Moderne Medien spielen immer größere Rolle

(UBP 33/2020) Die Unabhängige-Bürger-Partei (UBP) wird wie schon im Jahr 2014 an den Kreistagswahlen teilnehmen. Damals ist es uns als UBP gelungen, als einzige kommunale Partei in Fraktionsstärke in den Recklinghäuser Kreistag sowie in alle 10 Stadtparlamente einzuziehen. In Marl sogar als drittstärkste Kraft! Aufgrund der Corona-Krise und den Vorgaben der Landesregierung haben wir sämtliche interne Wahlveranstaltungen auf die Zeit nach dem 20. April 2020 verschoben.

Die Stadtverbände sondieren zur Zeit Kandidaten für die Wahlkreise und es gilt als sicher, dass die UBP in allen 36 Wahlkreisen des Kreises Recklinghausen mit eigenen Wahlkreiskandidaten teilnimmt und mit Tobias Köller auch einen eigenen Landratskandidaten aufstellen wird, um erneut als starke Oppositionskraft in den Kreistag einzuziehen.

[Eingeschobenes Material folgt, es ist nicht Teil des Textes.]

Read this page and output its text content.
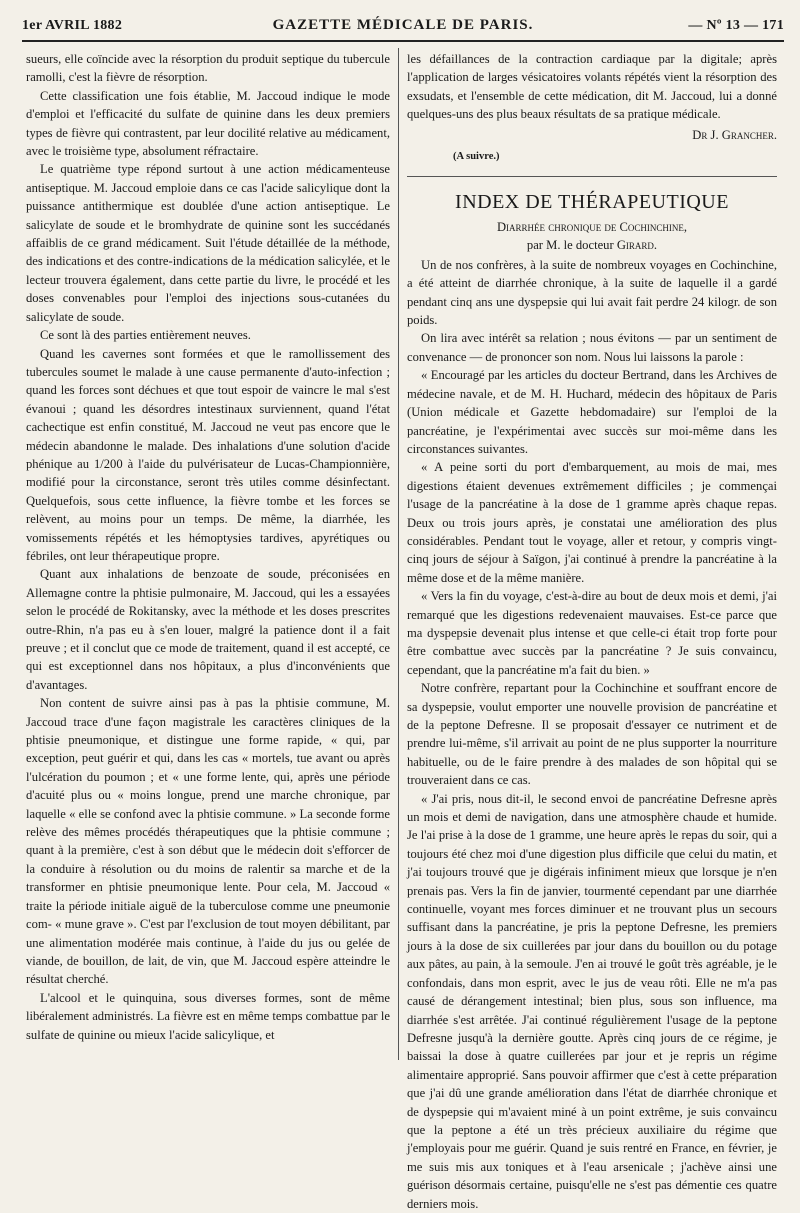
1er AVRIL 1882	GAZETTE MÉDICALE DE PARIS.	— Nº 13 — 171

sueurs, elle coïncide avec la résorption du produit septique du tubercule ramolli, c'est la fièvre de résorption.

Cette classification une fois établie, M. Jaccoud indique le mode d'emploi et l'efficacité du sulfate de quinine dans les deux premiers types de fièvre qui contrastent, par leur docilité relative au médicament, avec le troisième type, absolument réfractaire.

Le quatrième type répond surtout à une action médicamenteuse antiseptique. M. Jaccoud emploie dans ce cas l'acide salicylique dont la puissance antithermique est doublée d'une action antiseptique. Le salicylate de soude et le bromhydrate de quinine sont les succédanés affaiblis de ce grand médicament. Suit l'étude détaillée de la méthode, des indications et des contre-indications de la médication salicylée, et le lecteur trouvera également, dans cette partie du livre, le procédé et les doses convenables pour l'emploi des injections sous-cutanées du salicylate de soude.

Ce sont là des parties entièrement neuves.

Quand les cavernes sont formées et que le ramollissement des tubercules soumet le malade à une cause permanente d'auto-infection ; quand les forces sont déchues et que tout espoir de vaincre le mal s'est évanoui ; quand les désordres intestinaux surviennent, quand l'état cachectique est enfin constitué, M. Jaccoud ne veut pas encore que le médecin abandonne le malade. Des inhalations d'une solution d'acide phénique au 1/200 à l'aide du pulvérisateur de Lucas-Championnière, modifié pour la circonstance, seront très utiles comme désinfectant. Quelquefois, sous cette influence, la fièvre tombe et les forces se relèvent, au moins pour un temps. De même, la diarrhée, les vomissements répétés et les hémoptysies tardives, apyrétiques ou fébriles, ont leur thérapeutique propre.

Quant aux inhalations de benzoate de soude, préconisées en Allemagne contre la phtisie pulmonaire, M. Jaccoud, qui les a essayées selon le procédé de Rokitansky, avec la méthode et les doses prescrites outre-Rhin, n'a pas eu à s'en louer, malgré la patience dont il a fait preuve ; et il conclut que ce mode de traitement, quand il est accepté, ce qui est exceptionnel dans nos hôpitaux, a plus d'inconvénients que d'avantages.

Non content de suivre ainsi pas à pas la phtisie commune, M. Jaccoud trace d'une façon magistrale les caractères cliniques de la phtisie pneumonique, et distingue une forme rapide, « qui, par exception, peut guérir et qui, dans les cas « mortels, tue avant ou après l'ulcération du poumon ; et « une forme lente, qui, après une période d'acuité plus ou « moins longue, prend une marche chronique, par laquelle « elle se confond avec la phtisie commune. » La seconde forme relève des mêmes procédés thérapeutiques que la phtisie commune ; quant à la première, c'est à son début que le médecin doit s'efforcer de la conduire à résolution ou du moins de ralentir sa marche et de la transformer en phtisie pneumonique lente. Pour cela, M. Jaccoud « traite la période initiale aiguë de la tuberculose comme une pneumonie com- « mune grave ». C'est par l'exclusion de tout moyen débilitant, par une alimentation modérée mais continue, à l'aide du jus ou gelée de viande, de bouillon, de lait, de vin, que M. Jaccoud espère atteindre le résultat cherché.

L'alcool et le quinquina, sous diverses formes, sont de même libéralement administrés. La fièvre est en même temps combattue par le sulfate de quinine ou mieux l'acide salicylique, et

les défaillances de la contraction cardiaque par la digitale; après l'application de larges vésicatoires volants répétés vient la résorption des exsudats, et l'ensemble de cette médication, dit M. Jaccoud, lui a donné quelques-uns des plus beaux résultats de sa pratique médicale.

Dr J. Grancher.
(A suivre.)
INDEX DE THÉRAPEUTIQUE
Diarrhée chronique de Cochinchine,
par M. le docteur Girard.

Un de nos confrères, à la suite de nombreux voyages en Cochinchine, a été atteint de diarrhée chronique, à la suite de laquelle il a gardé pendant cinq ans une dyspepsie qui lui avait fait perdre 24 kilogr. de son poids.

On lira avec intérêt sa relation ; nous évitons — par un sentiment de convenance — de prononcer son nom. Nous lui laissons la parole :

« Encouragé par les articles du docteur Bertrand, dans les Archives de médecine navale, et de M. H. Huchard, médecin des hôpitaux de Paris (Union médicale et Gazette hebdomadaire) sur l'emploi de la pancréatine, je l'expérimentai avec succès sur moi-même dans les circonstances suivantes.

« A peine sorti du port d'embarquement, au mois de mai, mes digestions étaient devenues extrêmement difficiles ; je commençai l'usage de la pancréatine à la dose de 1 gramme après chaque repas. Deux ou trois jours après, je constatai une amélioration des plus considérables. Pendant tout le voyage, aller et retour, y compris vingt-cinq jours de séjour à Saïgon, j'ai continué à prendre la pancréatine à la même dose et de la même manière.

« Vers la fin du voyage, c'est-à-dire au bout de deux mois et demi, j'ai remarqué que les digestions redevenaient mauvaises. Est-ce parce que ma dyspepsie devenait plus intense et que celle-ci était trop forte pour être combattue avec succès par la pancréatine ? Je suis convaincu, cependant, que la pancréatine m'a fait du bien. »

Notre confrère, repartant pour la Cochinchine et souffrant encore de sa dyspepsie, voulut emporter une nouvelle provision de pancréatine et de la peptone Defresne. Il se proposait d'essayer ce nutriment et de prendre lui-même, s'il arrivait au point de ne plus supporter la nourriture habituelle, ou de le faire prendre à des malades de son hôpital qui se trouveraient dans ce cas.

« J'ai pris, nous dit-il, le second envoi de pancréatine Defresne après un mois et demi de navigation, dans une atmosphère chaude et humide. Je l'ai prise à la dose de 1 gramme, une heure après le repas du soir, qui a toujours été chez moi d'une digestion plus difficile que celui du matin, et j'ai toujours trouvé que je digérais infiniment mieux que lorsque je n'en prenais pas. Vers la fin de janvier, tourmenté cependant par une diarrhée continuelle, voyant mes forces diminuer et ne trouvant plus un secours suffisant dans la pancréatine, je pris la peptone Defresne, les premiers jours à la dose de six cuillerées par jour dans du bouillon ou du potage aux pâtes, au pain, à la semoule. J'en ai trouvé le goût très agréable, je le confondais, dans mon esprit, avec le jus de veau rôti. Elle ne m'a pas causé de dérangement intestinal; bien plus, sous son influence, ma diarrhée s'est arrêtée. J'ai continué régulièrement l'usage de la peptone Defresne jusqu'à la dernière goutte. Après cinq jours de ce régime, je baissai la dose à quatre cuillerées par jour et je repris un régime alimentaire approprié. Sans pouvoir affirmer que c'est à cette préparation que j'ai dû une grande amélioration dans l'état de diarrhée chronique et de dyspepsie qui m'avaient miné à un point extrême, je suis convaincu que la peptone a été un très précieux auxiliaire du régime que j'employais pour me guérir. Quand je suis rentré en France, en février, je me suis mis aux toniques et à l'eau arsenicale ; j'achève ainsi une guérison désormais certaine, puisqu'elle ne s'est pas démentie ces quatre derniers mois.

Die UBP wird einen Wahlkampf führen, der sowohl der Corona-Krise wie auch der aktuellen ökologischen Debatte Rechnung tragen wird. Tobias Köller: „Die Zeiten, in denen die Städte „zuplakatiert“ wurden und dies zum Ärger der Mitbürgerinnen und Mitbürger geführt haben, sind vorbei. Heute gilt es auf eine Mischung aus modernen Medien im Internet sowie traditioneller Werbung über die Lokalzeitungen zu setzen. Wir werden auch der aktuellen Klimadebatte Rechnung tragen und nur punktuell recyclebare Plakate und Flyer verwenden. Die politische Werbung und die Sachthemen sind in einem Wandel. Wir als moderne Bürgerpartei werden uns selbstverständlich daran orientieren.“

Die UBP wird den Wahlkampf im Kreis unter dem Motto „Politik mit Herz und Verstand“ führen. In der aktuellen schwierigen Zeit gilt es in der Bevölkerung ein Zusammengehörigkeitsgefühl zu schaffen. Gerade die sozialen Themen sind wichtig. Die Gesellschaft rückt derzeit in vielen Bereichen zusammen. Die ältere Generation braucht Unterstützung, viele Menschen gehen zur Arbeit um das öffentliche Leben aufrecht zu erhalten, Pflegekräfte und Ärzte leisten grandiose Arbeit und nicht zuletzt viele geringfügig Beschäftigte leisten aktuell Überstunden um die Wirtschaft aufrecht zu erhalten. Diese positiven Dinge müssen wir wertschätzen und auch nach der Krise nicht als Selbstverständlichkeit betrachten.